Primary Source: SS Einsatzgruppen Affidavit

Instructor: David Wilson

David has taught college history and holds an MA in history.

The SS Einsatzgruppen were a task force of Nazi Germany's military set up to kill civilian enemies in conquered territories. Learn about their war crimes and their final punishment during the Nuremberg Trials in this lesson.

The SS Einsatzgruppen

The Nazi German government was obsessed with finding persons that they deemed to be enemies of the state. Members of the Schutzstaffel, or SS, were tasked with finding enemies both within Germany and within their conquered territories. These paramilitary police were some of the most feared Nazis in all of occupied Europe, responsible for identifying persons like Jews, Roma gypsies, and Slavs to be arrested. The SS also organized and administered the concentration camps that killed millions of persons in the Holocaust. Heinrich Himmler, architect of the Holocaust, was the chief commander of the SS, and responsible for organizing their activities and their operational strategies.

An organization within the SS, called the Einsatzgruppen or Protection Squadron, were responsible for carrying out executions in conquered territories, moving with the German army. Their mass killings targeted partisans, rebels, and anyone else who might pose a threat to the German army, although often they massacred anyone they came across simply to avoid the chance of leaving behind a potential enemy. Estimates of their death squads suggest they may have killed as many as two million civilians, mostly throughout Eastern Europe as the German army spread through Poland and the Soviet Union.

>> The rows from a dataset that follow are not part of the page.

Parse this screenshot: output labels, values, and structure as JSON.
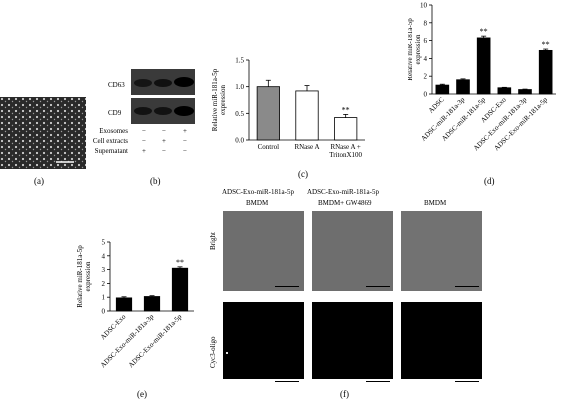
{
  "panels": {
    "a": {
      "letter": "(a)"
    },
    "b": {
      "letter": "(b)",
      "bands": [
        "CD63",
        "CD9"
      ],
      "rows": [
        {
          "label": "Exosomes",
          "marks": [
            "−",
            "−",
            "+"
          ]
        },
        {
          "label": "Cell extracts",
          "marks": [
            "−",
            "+",
            "−"
          ]
        },
        {
          "label": "Supernatant",
          "marks": [
            "+",
            "−",
            "−"
          ]
        }
      ]
    },
    "c": {
      "letter": "(c)"
    },
    "d": {
      "letter": "(d)"
    },
    "e": {
      "letter": "(e)"
    },
    "f": {
      "letter": "(f)",
      "col_headers": [
        {
          "line1": "ADSC-Exo-miR-181a-5p",
          "line2": "BMDM"
        },
        {
          "line1": "ADSC-Exo-miR-181a-5p",
          "line2": "BMDM+ GW4869"
        },
        {
          "line1": "",
          "line2": "BMDM"
        }
      ],
      "row_labels": [
        "Bright",
        "Cyc3-oligo"
      ]
    }
  },
  "chart_data": [
    {
      "type": "bar",
      "panel": "c",
      "categories": [
        "Control",
        "RNase A",
        "RNase A + TritonX100"
      ],
      "values": [
        1.0,
        0.92,
        0.42
      ],
      "errors": [
        0.12,
        0.1,
        0.06
      ],
      "bar_colors": [
        "#8a8a8a",
        "#ffffff",
        "#ffffff"
      ],
      "significance": [
        "",
        "",
        "**"
      ],
      "ylabel": "Relative miR-181a-5p expression",
      "ylim": [
        0,
        1.5
      ],
      "yticks": [
        "0.0",
        "0.5",
        "1.0",
        "1.5"
      ]
    },
    {
      "type": "bar",
      "panel": "d",
      "categories": [
        "ADSC",
        "ADSC-miR-181a-3p",
        "ADSC-miR-181a-5p",
        "ADSC-Exo",
        "ADSC-Exo-miR-181a-3p",
        "ADSC-Exo-miR-181a-5p"
      ],
      "values": [
        1.0,
        1.6,
        6.3,
        0.7,
        0.5,
        4.9
      ],
      "errors": [
        0.1,
        0.1,
        0.2,
        0.05,
        0.05,
        0.15
      ],
      "significance": [
        "",
        "",
        "**",
        "",
        "",
        "**"
      ],
      "ylabel": "Relative miR-181a-5p expression",
      "ylim": [
        0,
        10
      ],
      "yticks": [
        "0",
        "2",
        "4",
        "6",
        "8",
        "10"
      ]
    },
    {
      "type": "bar",
      "panel": "e",
      "categories": [
        "ADSC-Exo",
        "ADSC-Exo-miR-181a-3p",
        "ADSC-Exo-miR-181a-5p"
      ],
      "values": [
        0.95,
        1.05,
        3.1
      ],
      "errors": [
        0.08,
        0.06,
        0.1
      ],
      "significance": [
        "",
        "",
        "**"
      ],
      "ylabel": "Relative miR-181a-5p expression",
      "ylim": [
        0,
        5
      ],
      "yticks": [
        "0",
        "1",
        "2",
        "3",
        "4",
        "5"
      ]
    }
  ]
}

Some members of the SS Einsatzgruppen fled the country after World War II. Those who were caught were prosecuted in the Nuremberg Trials from 1947 to 1948 on charges of crimes against humanity. Of the 24 most senior leaders of this organization, 14 were sentenced to death and two were given life sentences; four of the ''survivors'' would later be tried and executed by the justice system of other countries.

During the trials, Otto Ohlendorf gave an affidavit, a sworn testimony, about the SS Einsatzgruppen's activities during the war. Let's take a look at the document now. You can see a digital copy of it at

Text of SS Einsatzgruppen Affidavit:

I, Otto Ohlendorf, being first duly sworn, declare:

I was Chief of the Security Service (SD). Amt III of the Main Office of the Chief of the Security Police and the SD (RSHA), from 1939 to 1945. In June 1941 I was designated by Himmler to lend one of the Special Commitment Groups (Einsatzgruppen), which were then being formed, to accompany the German armies in the Russian campaign. I was the Chief of the Einsatzgruppe D. Chief of the Einsatzgruppe A was Sahlocker. Department Chief in the Foreign Office. Chief of Einsatzgruppe B was NEBE, Chief of Amt V (KRIPO) of the Main Office of the Chief of the Security Police and the SD. (LSHA) Chief of Einsatzgruppe C was first RASCH (or RASCHE) and then THOMAS. Himmler stated that an important part of our task consistent of the extermination of Jews--women, men and children--and of Communist functionaries. I was informed of the attack on Russia about four weeks in advance.

According to an agreement with the Armed Forces High Command and Army High Command, the Special Commitment Detachments (Einsatzcommandos) within the army group or the army were assigned to certain army corps and divisions. The Army designated the areas in which the Special Commitment Detachments (Einsatzkommandos) had to operate. All operational directives and orders for the carrying out of executions were given through the Chief of the SIPO and the SD (RSHA) in Berlin. Regular courier service and radio communications existed between the Einsatzgruppen and the Chief of the SIPO and the SD.

The Einsatzgruppen and Einsatzkommandos were commanded by personnel of the GESTAPO, the SD or the Criminal Police. Additional men were detailed from the Regular Police (Ordnungspolizei) and the Waffen SS. Einsatzgruppe D consisted of approximately 400 to 500 men and had about 170 vehicles at its disposal.

When the German Army invaded Russia, I was leader of the Einsatzgruppe D in the southern sector, and in the course of the year, during which I was leader of the Einsatzgruppe D, it liquidated approximately 90,000 men, women and children. The majority of those liquidated were Jews, but there were among them some Communist functionaries too.